Introduction
Retrieval Augmentation Generation (RAG) can enhance the capabilities of a Large Language Model (LLM) by incorporating a domain-specific informations that provides additional knowledge when the LLM generates a response. This integration can eliminates the need to retrain the model for specific knowledge.
In this article, we will explore the integration of RAG with a Llama 2 chatbot, deployed on Amazon SageMaker. We will leverage Amazon Bedrock to create embeddings, FAISS as vector store, and LangChain to establish the pipeline.
Use case
We will create a chatbot for HR recruiters that provides them with information about candidates by extracting the details from their resumes.
Text Extraction with Pdf Reader and LangChain
The first step in our journey is to extract text from PDF files, clean the extracted text, and split it into manageable chunks. This splitting is crucial due to the token limitations of embedding models. Finally, we save the results into a CSV file. Here's a Python script that accomplishes this task:
#!/usr/bin/env python3
from pypdf import PdfReader
import csv
import re
from langchain.text_splitter import RecursiveCharacterTextSplitter
MAX_TOKENS = 1000
CHUNK_OVERLAP = 0
PDF_FILE_PATH = "resume.pdf"
OUTPUT_CSV_PATH = "output.csv"
def clean_text(text):
# Define regular expression patterns for example: [xxxx]
refs_pattern = r"\[\s*\d+\s*(?:,\s*\d+\s*)*\]"
# Replace all patterns with empty strings
text = re.sub(refs_pattern, "", text)
# You can also remove newline characters
return text.replace("\n", " ")
# Extract the text from each page and add it to a list
def read_all_pages(reader):
texts = []
for page in reader.pages:
text = clean_text(page.extract_text())
splitted_text = RecursiveCharacterTextSplitter(
chunk_size=MAX_TOKENS, chunk_overlap=CHUNK_OVERLAP
).split_text(text)
texts.extend(splitted_text)
return texts
with open(PDF_FILE_PATH, "rb") as pdf_file:
# Extract text
reader = PdfReader(pdf_file)
texts = read_all_pages(reader)
# Write the text to a CSV file
with open(OUTPUT_CSV_PATH, "w", newline="") as csv_file:
writer = csv.writer(csv_file, delimiter="#")
writer.writerow(texts)
Transforming Text Data into Embeddings
Once you have your text data extracted and cleaned, the next step is to convert it into embeddings.
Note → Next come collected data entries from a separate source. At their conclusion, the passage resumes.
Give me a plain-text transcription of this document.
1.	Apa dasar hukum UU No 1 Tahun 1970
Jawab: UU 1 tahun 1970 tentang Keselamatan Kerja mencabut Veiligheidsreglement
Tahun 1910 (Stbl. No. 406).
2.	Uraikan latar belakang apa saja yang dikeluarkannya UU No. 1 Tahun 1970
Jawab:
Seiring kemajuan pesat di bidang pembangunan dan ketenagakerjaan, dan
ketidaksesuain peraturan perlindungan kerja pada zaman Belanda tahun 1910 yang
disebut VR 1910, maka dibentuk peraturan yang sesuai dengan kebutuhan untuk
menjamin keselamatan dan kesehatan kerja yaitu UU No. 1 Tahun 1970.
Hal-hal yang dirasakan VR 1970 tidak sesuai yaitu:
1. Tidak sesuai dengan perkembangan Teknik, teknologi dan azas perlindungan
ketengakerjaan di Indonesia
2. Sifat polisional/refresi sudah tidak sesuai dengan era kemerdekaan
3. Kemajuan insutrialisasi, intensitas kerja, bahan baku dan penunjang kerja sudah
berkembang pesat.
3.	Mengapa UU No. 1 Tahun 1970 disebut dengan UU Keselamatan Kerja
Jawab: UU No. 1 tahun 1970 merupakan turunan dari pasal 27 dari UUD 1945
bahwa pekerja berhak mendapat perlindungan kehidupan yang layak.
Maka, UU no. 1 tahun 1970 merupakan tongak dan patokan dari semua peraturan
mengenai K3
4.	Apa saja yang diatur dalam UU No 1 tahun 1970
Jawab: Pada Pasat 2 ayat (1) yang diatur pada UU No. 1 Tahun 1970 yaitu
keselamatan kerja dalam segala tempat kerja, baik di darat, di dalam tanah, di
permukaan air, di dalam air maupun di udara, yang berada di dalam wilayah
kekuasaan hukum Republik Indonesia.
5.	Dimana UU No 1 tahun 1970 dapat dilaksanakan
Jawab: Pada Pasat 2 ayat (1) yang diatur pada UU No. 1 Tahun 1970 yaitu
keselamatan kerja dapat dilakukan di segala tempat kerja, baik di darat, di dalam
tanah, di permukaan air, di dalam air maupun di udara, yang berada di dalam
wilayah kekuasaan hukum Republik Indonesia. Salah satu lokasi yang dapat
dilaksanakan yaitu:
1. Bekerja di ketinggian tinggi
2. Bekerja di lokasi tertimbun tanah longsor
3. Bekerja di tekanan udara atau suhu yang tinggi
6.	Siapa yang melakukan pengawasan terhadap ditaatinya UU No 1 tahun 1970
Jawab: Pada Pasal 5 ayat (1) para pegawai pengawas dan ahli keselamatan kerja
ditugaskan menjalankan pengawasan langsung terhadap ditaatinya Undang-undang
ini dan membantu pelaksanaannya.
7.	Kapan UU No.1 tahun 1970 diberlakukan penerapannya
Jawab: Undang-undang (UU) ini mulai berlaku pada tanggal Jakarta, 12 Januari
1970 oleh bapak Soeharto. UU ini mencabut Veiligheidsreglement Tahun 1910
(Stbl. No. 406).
Embeddings are numerical representations of text.
To achieve this, we'll use the model BAAI/bge-large-en
.
This model can map any text into a low-dimensional dense vector, which can be utilized for retrieval, classification, clustering, or semantic search.
Additionally, we'll use the FAISS library to create a vector store of these embeddings and save it.
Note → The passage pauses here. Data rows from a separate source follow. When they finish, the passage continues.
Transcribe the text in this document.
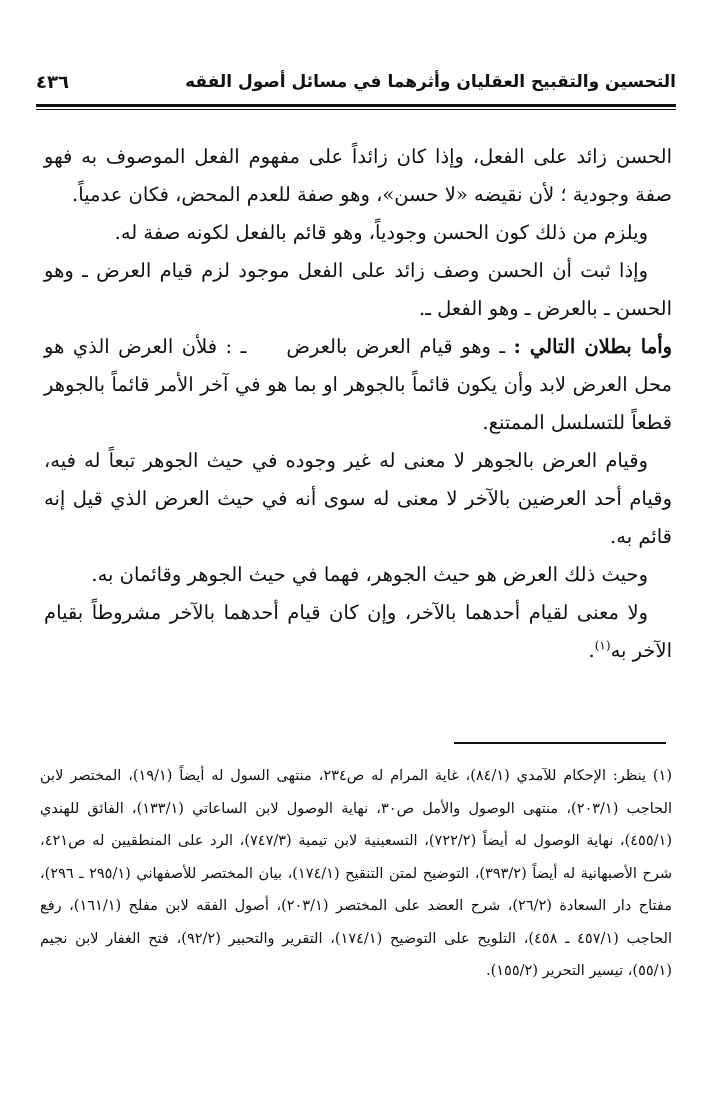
التحسين والتقبيح العقليان وأثرهما في مسائل أصول الفقه
٤٣٦

الحسن زائد على الفعل، وإذا كان زائداً على مفهوم الفعل الموصوف به فهو صفة وجودية ؛ لأن نقيضه «لا حسن»، وهو صفة للعدم المحض، فكان عدمياً.

ويلزم من ذلك كون الحسن وجودياً، وهو قائم بالفعل لكونه صفة له.

وإذا ثبت أن الحسن وصف زائد على الفعل موجود لزم قيام العرض ـ وهو الحسن ـ بالعرض ـ وهو الفعل ـ.

وأما بطلان التالي : ـ وهو قيام العرض بالعرضـ : فلأن العرض الذي هو محل العرض لابد وأن يكون قائماً بالجوهر او بما هو في آخر الأمر قائماً بالجوهر قطعاً للتسلسل الممتنع.

وقيام العرض بالجوهر لا معنى له غير وجوده في حيث الجوهر تبعاً له فيه، وقيام أحد العرضين بالآخر لا معنى له سوى أنه في حيث العرض الذي قيل إنه قائم به.

وحيث ذلك العرض هو حيث الجوهر، فهما في حيث الجوهر وقائمان به.

ولا معنى لقيام أحدهما بالآخر، وإن كان قيام أحدهما بالآخر مشروطاً بقيام الآخر به$^{(١)}$.

(١) ينظر: الإحكام للآمدي (٨٤/١)، غاية المرام له ص٢٣٤، منتهى السول له أيضاً (١٩/١)، المختصر لابن الحاجب (٢٠٣/١)، منتهى الوصول والأمل ص٣٠، نهاية الوصول لابن الساعاتي (١٣٣/١)، الفائق للهندي (٤٥٥/١)، نهاية الوصول له أيضاً (٧٢٢/٢)، التسعينية لابن تيمية (٧٤٧/٣)، الرد على المنطقيين له ص٤٢١، شرح الأصبهانية له أيضاً (٣٩٣/٢)، التوضيح لمتن التنقيح (١٧٤/١)، بيان المختصر للأصفهاني (٢٩٥/١ ـ ٢٩٦)، مفتاح دار السعادة (٢٦/٢)، شرح العضد على المختصر (٢٠٣/١)، أصول الفقه لابن مفلح (١٦١/١)، رفع الحاجب (٤٥٧/١ ـ ٤٥٨)، التلويح على التوضيح (١٧٤/١)، التقرير والتحبير (٩٢/٢)، فتح الغفار لابن نجيم (٥٥/١)، تيسير التحرير (١٥٥/٢).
Below is the Python script to transform the text data into embeddings:
#!/usr/bin/env python3
from langchain.embeddings import HuggingFaceBgeEmbeddings
from langchain.vectorstores import FAISS
import csv
MODEL_NAME = "BAAI/bge-large-en"
MODEL_KWARGS = {"device": "cpu"}
ENCODE_KWARGS = {"normalize_embeddings": True}
CSV_FILE_PATH = "output.csv"
OUTPUT_INDEX_DIR_PATH = "output"
def load_text_from_csv(csv_file):
texts = []
with open(csv_file, "r") as f:
reader = csv.reader(f, delimiter="#")
for row in reader:
texts += row
return texts
embeddings = HuggingFaceBgeEmbeddings(
model_name=MODEL_NAME, model_kwargs=MODEL_KWARGS, encode_kwargs=ENCODE_KWARGS
)
texts = load_text_from_csv(CSV_FILE_PATH)
db = FAISS.from_texts(texts, embeddings)
db.save_local(OUTPUT_INDEX_DIR_PATH)
When running the script for the first time it will download the model locally from Hugging Face.
After execution, you'll have a folder with two files: "index.faiss" and "index.pkl."
Testing the Embeddings Results
To ensure that the transformation of text data into embeddings is successful, we can perform a similarity search on a query. The following script demonstrates this process:
#!/usr/bin/env python3
from langchain.embeddings import HuggingFaceBgeEmbeddings
from langchain.vectorstores import FAISS
MODEL_NAME = "BAAI/bge-large-en"
MODEL_KWARGS = {"device": "cpu"}
ENCODE_KWARGS = {"normalize_embeddings": True}
OUTPUT_INDEX_DIR_PATH = "output"
embeddings = HuggingFaceBgeEmbeddings(
model_name=MODEL_NAME, model_kwargs=MODEL_KWARGS, encode_kwargs=ENCODE_KWARGS
)
db = FAISS.load_local(OUTPUT_INDEX_DIR_PATH, embeddings)
query = "What is the website of Joumen?"
results = db.similarity_search_with_score(query)
print(results[0])
Using Amazon Bedrock for Text Embeddings
Now, if you're looking to industrialize this process, you can deploy the model on an AWS SageMaker endpoint. Fortunately, AWS recently introduced Amazon Bedrock, which offers others models for creating embeddings.
For our use case, we will use the model amazon.titan-embed-text-v1
which is a text embeddings model similar to BAAI/bge-large-en
.
Requesting Access to Amazon Bedrock
Before you can use Amazon Bedrock, you need to request access from the Amazon Bedrock console.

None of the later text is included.